A fresh look at network investment priorities

Tue, 18th Sep 2012

FYI, this story is more than a year old

There are typically two costs to consider for both security operations and network operations: the capital expense of purchasing tools and the operational expenses of employees required to drive the tools.

Unfortunately, finance teams often fail to recognise that the number of ‘incidents' that NetOps and SecOps teams are being asked to deal with is increasing, while operational budgets are remaining constant, if not decreasing. This situation is at best troublesome, at worst a train-wreck waiting to happen.

To put the situation into context look at the tool investments that organisations are making today and the impact those investments have on operational functions.

The tools that ops teams use can be broken down into two categories:

1. Tools that PROTECT organisations from bad stuff getting into the network, such as firewalls, anti-spam, IPS, etc. and access control systems, are good for removing harmful stuff without anyone having to manage them on a day-to-day basis. Their downfall is that they only know about known-knowns.

2. Tools that DETECT bad stuff in the network include IDS, SIM, advanced malware detection, DDoS detection, etc. These technologies are important because they start to bridge the gap between the ‘known-knowns' and the ‘known-unknowns'.

From an operational standpoint, there's a gotcha with the DETECT category. For every tool that gets deployed, there's operational overhead required to manage the tool's output.

Organisations can't continually add capability without expanding the operational footprint, which typically they don't want to do. The risk of having the two out of balance is that while the new tools DETECT really important stuff there's nobody to deal with the alarms. They are busy trying to work out whether the last alarm generated by the last tool was real or not.

The answer is not to reduce the number of DETECTION tools in use, but rather to improve the efficiency of the engineers and analysts responsible for dealing with alarms. If the throughput of engineers per hour can be increased faster than the growth in problems, then the status-quo can be managed, but it requires a different capital investment profile than the one that most organisations are using today.

Do more with less

Analysts need a tool that does more with less; one that dramatically shortens the time it takes to figure out whether the alarm they are looking at is serious and whether there's any action required. A new technology category is emerging to complement the PROTECT and DETECT categories that's designed specifically to help improve analyst throughput by focusing on the RESPONSE - ROOT CAUSE ANALYSIS workflow. Underpinning this new technology category is network recording or full packet capture.

Right now, the IT investment profile for most is 70% PROTECTION, 30% DETECTION. In the future, that investment profile needs to shift to 60% PROTECTION, 20% DETECTION and 20% RESPONSE - ROOT CAUSE. The good news is that RESPONSE - ROOT CAUSE infrastructure cost can be shared by NetOps and SecOps as the core functionality is agnostic.

The key to effective response and root cause analysis is accurate historical network visibility, which means network recording. If analysts can go back in time easily and quickly to see, at packet level, exactly what happened at the time an alarm was generated then they can determine quickly whether its real, what happened and what to do about it.

122227622

Change the metric

Time-to-Resolution (TTR) is a function of historical network visibility – the more visibility that analysts have the more work they can chew through in any given period of time. When the number of incidents is going up and the amount of available analyst hours is going down, getting a handle on this is important.

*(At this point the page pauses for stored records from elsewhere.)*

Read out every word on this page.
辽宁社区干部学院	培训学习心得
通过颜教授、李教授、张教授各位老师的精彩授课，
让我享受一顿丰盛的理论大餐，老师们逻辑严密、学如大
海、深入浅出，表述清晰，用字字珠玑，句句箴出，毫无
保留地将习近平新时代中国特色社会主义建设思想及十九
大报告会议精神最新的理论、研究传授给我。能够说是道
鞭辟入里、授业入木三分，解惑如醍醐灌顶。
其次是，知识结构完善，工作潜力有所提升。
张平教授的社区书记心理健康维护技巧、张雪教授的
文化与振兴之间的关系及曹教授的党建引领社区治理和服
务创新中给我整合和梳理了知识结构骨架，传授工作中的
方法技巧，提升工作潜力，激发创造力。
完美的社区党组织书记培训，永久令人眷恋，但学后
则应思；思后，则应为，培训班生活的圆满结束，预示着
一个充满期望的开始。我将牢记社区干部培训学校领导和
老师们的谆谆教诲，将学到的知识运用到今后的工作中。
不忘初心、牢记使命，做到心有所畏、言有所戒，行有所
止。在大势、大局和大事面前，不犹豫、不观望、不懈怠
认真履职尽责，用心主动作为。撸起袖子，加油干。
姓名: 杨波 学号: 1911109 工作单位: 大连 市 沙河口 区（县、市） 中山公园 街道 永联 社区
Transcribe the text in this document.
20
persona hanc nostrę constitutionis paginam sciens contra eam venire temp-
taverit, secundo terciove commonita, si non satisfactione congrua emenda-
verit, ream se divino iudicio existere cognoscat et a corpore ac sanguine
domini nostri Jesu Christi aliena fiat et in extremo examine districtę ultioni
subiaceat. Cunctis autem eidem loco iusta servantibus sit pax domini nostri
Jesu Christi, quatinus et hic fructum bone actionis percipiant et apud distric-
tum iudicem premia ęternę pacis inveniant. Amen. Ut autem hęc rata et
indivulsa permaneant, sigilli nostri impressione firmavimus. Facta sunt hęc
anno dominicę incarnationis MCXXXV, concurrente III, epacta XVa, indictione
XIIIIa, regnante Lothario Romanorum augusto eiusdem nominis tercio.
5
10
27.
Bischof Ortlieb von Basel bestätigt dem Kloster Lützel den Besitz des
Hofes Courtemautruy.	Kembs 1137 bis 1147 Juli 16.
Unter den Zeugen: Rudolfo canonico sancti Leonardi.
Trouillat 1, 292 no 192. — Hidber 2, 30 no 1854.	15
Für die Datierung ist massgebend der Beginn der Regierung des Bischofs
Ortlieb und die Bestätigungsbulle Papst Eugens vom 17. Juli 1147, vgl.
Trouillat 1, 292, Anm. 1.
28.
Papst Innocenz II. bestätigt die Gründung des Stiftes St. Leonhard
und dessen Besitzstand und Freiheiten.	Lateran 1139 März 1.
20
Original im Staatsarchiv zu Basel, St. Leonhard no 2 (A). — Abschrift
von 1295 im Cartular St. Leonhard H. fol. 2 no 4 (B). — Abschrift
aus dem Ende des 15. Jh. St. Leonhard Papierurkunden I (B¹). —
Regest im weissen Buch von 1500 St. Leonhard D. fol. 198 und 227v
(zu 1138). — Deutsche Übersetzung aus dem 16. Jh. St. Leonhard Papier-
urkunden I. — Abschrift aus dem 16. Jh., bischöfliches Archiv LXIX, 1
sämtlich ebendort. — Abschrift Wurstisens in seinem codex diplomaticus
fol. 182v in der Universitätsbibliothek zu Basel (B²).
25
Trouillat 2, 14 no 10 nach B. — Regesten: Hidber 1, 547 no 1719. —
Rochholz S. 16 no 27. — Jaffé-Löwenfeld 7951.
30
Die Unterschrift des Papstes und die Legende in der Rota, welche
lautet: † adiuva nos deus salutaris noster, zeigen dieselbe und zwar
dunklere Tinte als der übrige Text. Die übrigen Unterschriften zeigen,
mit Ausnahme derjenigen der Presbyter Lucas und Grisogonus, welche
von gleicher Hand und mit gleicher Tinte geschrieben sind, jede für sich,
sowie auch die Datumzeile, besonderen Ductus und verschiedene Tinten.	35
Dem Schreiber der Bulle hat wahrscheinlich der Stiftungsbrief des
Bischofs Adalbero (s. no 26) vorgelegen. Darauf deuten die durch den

Most organisations focus on Mean-Time-To-Resolution (MTTR). But the reality is that there's very little that can be done to move the needle on MTTR. Reducing the time it takes to fix the average problem from four hours to three hours 50 minutes is irrelevant. A more interesting metric to look at is MAX-TTR or the MAXIMUM time it takes to solve a problem. That's where a real impact can be made relatively easily.

For most organisations, TTR follows a standard distribution curve where the majority of incidents are clustered around the 4-hour mark. However, there's nearly always a long tail of events that take days or even weeks to deal with, and consume large amounts of scarce operational resources. The ability to go back in time to the point that a particular issue was reported or alarmed and identify exactly what happened enables organisations to dramatically reduce the time to resolution on those long-tail issues.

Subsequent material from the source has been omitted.